I’d wanted to get her away from the city, but the Plebeians support her enthusiastically, and getting rid of her will only undermine Marcus further. She has too many damned allies. But at the very least, she’s lost much of her Illustrian support. The Paters have, it appears, remained in their own villas the past few days, no doubt preparing for the battle to come.
“A messenger from the Karkauns has arrived,” Keris says. “They seek terms.”
Though Keris insists on Marcus staying behind—yet another play for power—he waves her off, and the three of us ride out, joined by Avitas at my side and by Marcus’s personal guard, who form a protective half-moon around him.
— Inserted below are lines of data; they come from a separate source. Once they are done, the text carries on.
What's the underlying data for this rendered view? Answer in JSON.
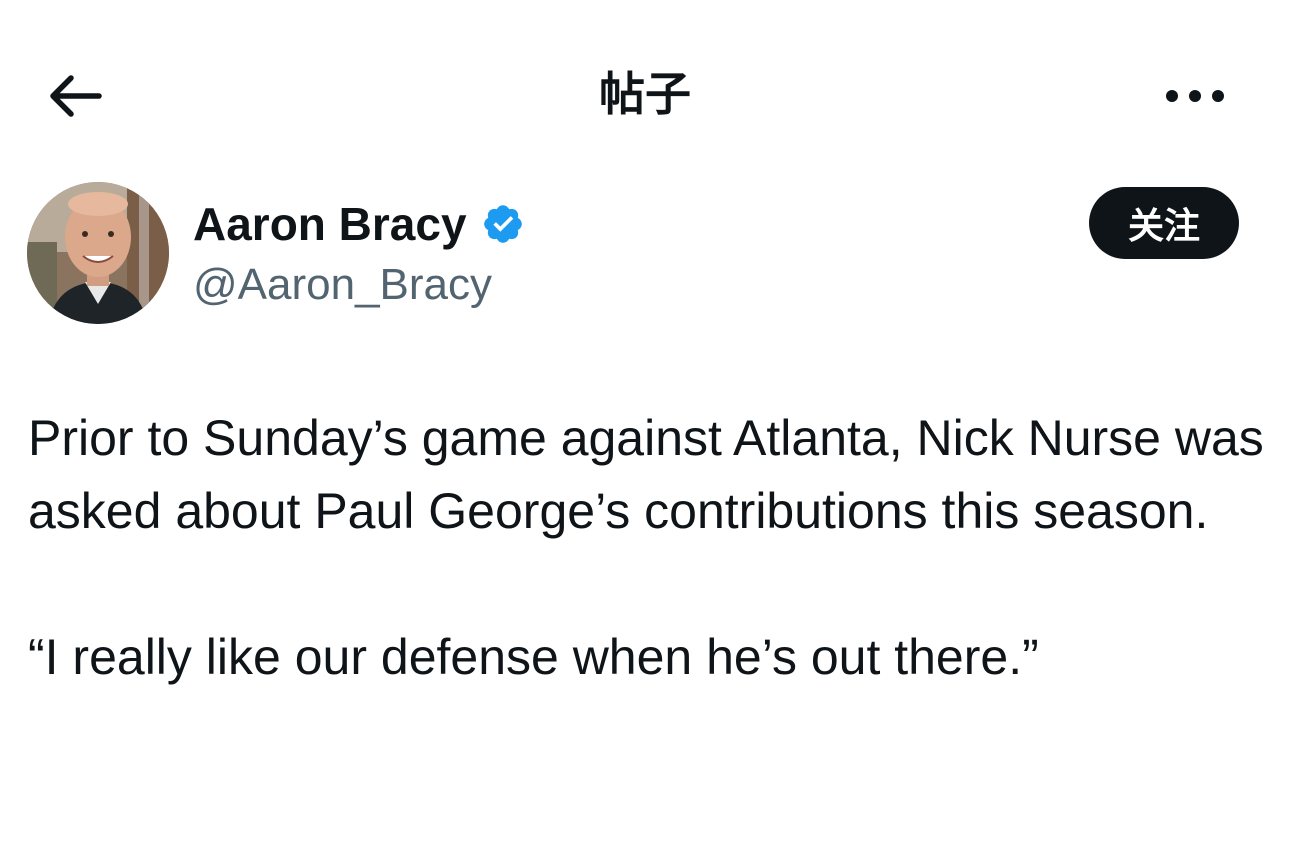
{
  "header": {
    "title": "帖子",
    "back_icon": "arrow-left-icon",
    "more_icon": "more-horizontal-icon"
  },
  "author": {
    "name": "Aaron Bracy",
    "handle": "@Aaron_Bracy",
    "verified": true,
    "verified_color": "#1d9bf0"
  },
  "follow_button": {
    "label": "关注"
  },
  "post": {
    "paragraphs": [
      "Prior to Sunday’s game against Atlanta, Nick Nurse was asked about Paul George’s contributions this season.",
      "“I really like our defense when he’s out there.”"
    ]
  }
}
The Karkaun who approaches us rides alone, bare-chested and without a flag of truce. Half of his milk-pale body is covered in woad, the other half in crude tattoos. His hair is lighter than mine, his eyes practically colorless against the woad he’s used to blue them out. The stallion he rides on is enormous, and he is nearly as tall as Elias. A necklace of bones circles his thick neck twice.
Finger bones, I realize when we are closer.
Though I only saw him distantly in Navium, I know him immediately: Grímarr, the warlock priest.